# Osmocote and Flourish Root Tabs for Dry Start?



## minorhero (Mar 28, 2019)

When doing the dry start method you will be misting the plants typically twice a day. The water you mist with should have all the fertilizer the plant needs in it. This includes nitrogen which some fertilizers for aquatic plants would otherwise leave out expecting the fish to provide it. I have not heard of anyone using root tabs (diy or otherwise) as their single source of fertilizer. You can try it but /shrug it might not work.


----------



## Ddrizzle (Jan 30, 2019)

I seriously doubt it. Just think about it - how long would it take the roots to even find the sections of osmocote, if ever? How would they grow to find those in the first place?

Just make sure your misting bottle has ferts in it.


----------



## somewhatshocked (Aug 8, 2011)

Osmocote will begin to release as soon as water hits it. You'd ideally have water just beneath the surface of the substrate, so ferts would be everywhere. Roots wouldn't have to grow toward the Oscomote itself.
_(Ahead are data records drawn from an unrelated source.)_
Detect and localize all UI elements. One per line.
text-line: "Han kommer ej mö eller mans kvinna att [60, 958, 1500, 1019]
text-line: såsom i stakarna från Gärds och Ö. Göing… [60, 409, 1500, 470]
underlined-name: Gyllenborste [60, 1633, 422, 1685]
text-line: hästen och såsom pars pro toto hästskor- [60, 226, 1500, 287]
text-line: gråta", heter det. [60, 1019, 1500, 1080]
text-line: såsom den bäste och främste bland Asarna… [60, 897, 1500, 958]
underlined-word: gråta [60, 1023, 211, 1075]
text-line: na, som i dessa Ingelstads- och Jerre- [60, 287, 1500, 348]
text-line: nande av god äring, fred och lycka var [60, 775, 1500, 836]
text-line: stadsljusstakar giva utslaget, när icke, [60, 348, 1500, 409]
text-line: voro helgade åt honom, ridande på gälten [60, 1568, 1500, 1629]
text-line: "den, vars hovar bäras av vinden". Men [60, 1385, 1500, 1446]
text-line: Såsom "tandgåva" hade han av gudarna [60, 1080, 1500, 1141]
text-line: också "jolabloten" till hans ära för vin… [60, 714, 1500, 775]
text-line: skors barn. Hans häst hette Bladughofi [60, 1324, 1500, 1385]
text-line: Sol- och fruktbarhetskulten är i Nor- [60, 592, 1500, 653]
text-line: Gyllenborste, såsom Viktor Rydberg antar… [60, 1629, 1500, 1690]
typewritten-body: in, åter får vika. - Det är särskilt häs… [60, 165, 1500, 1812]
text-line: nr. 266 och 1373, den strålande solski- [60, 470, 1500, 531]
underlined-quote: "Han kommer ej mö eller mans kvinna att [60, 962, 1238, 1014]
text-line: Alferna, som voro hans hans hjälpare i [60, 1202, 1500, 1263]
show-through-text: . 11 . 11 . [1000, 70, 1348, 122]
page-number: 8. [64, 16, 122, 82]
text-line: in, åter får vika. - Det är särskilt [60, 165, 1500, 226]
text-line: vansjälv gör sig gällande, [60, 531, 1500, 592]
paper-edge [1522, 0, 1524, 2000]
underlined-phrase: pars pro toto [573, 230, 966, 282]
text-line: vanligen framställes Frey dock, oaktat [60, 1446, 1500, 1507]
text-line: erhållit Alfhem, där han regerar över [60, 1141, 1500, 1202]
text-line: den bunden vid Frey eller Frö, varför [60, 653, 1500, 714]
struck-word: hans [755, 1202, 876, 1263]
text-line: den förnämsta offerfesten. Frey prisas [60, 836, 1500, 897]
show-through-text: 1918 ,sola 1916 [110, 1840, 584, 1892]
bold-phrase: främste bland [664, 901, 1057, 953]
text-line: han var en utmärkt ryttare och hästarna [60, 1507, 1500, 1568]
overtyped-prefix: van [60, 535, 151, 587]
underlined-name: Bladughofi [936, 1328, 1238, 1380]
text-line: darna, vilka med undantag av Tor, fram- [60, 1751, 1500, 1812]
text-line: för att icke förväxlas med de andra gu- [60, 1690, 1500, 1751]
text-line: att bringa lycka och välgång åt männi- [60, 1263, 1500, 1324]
Excel isn't necessary. Are you thinking of Flourish? Even that won't be necessary if you're using Osmocote.


----------



## jayo (Sep 21, 2016)

You don't need gelcaps for the Osmocote when you are first setting up your substrate, and you'd be better off evenly sprinkling Osmocote over the bottom of the tank before adding the gravel over it. Gelcaps are meant to make it easy to add Osmocote to an aquarium full of water.


----------



## Asteroid (Jul 26, 2018)

Once you flood the tank the monte carlo might be OK, but if your not going to use co2, the dwarf hairgrass has proven to be difficult.


----------



## irresistible (Jun 19, 2020)

did anyone mix clay + nutrients with cement or plaster of paris(Gypsum) to make diy root tabs?


----------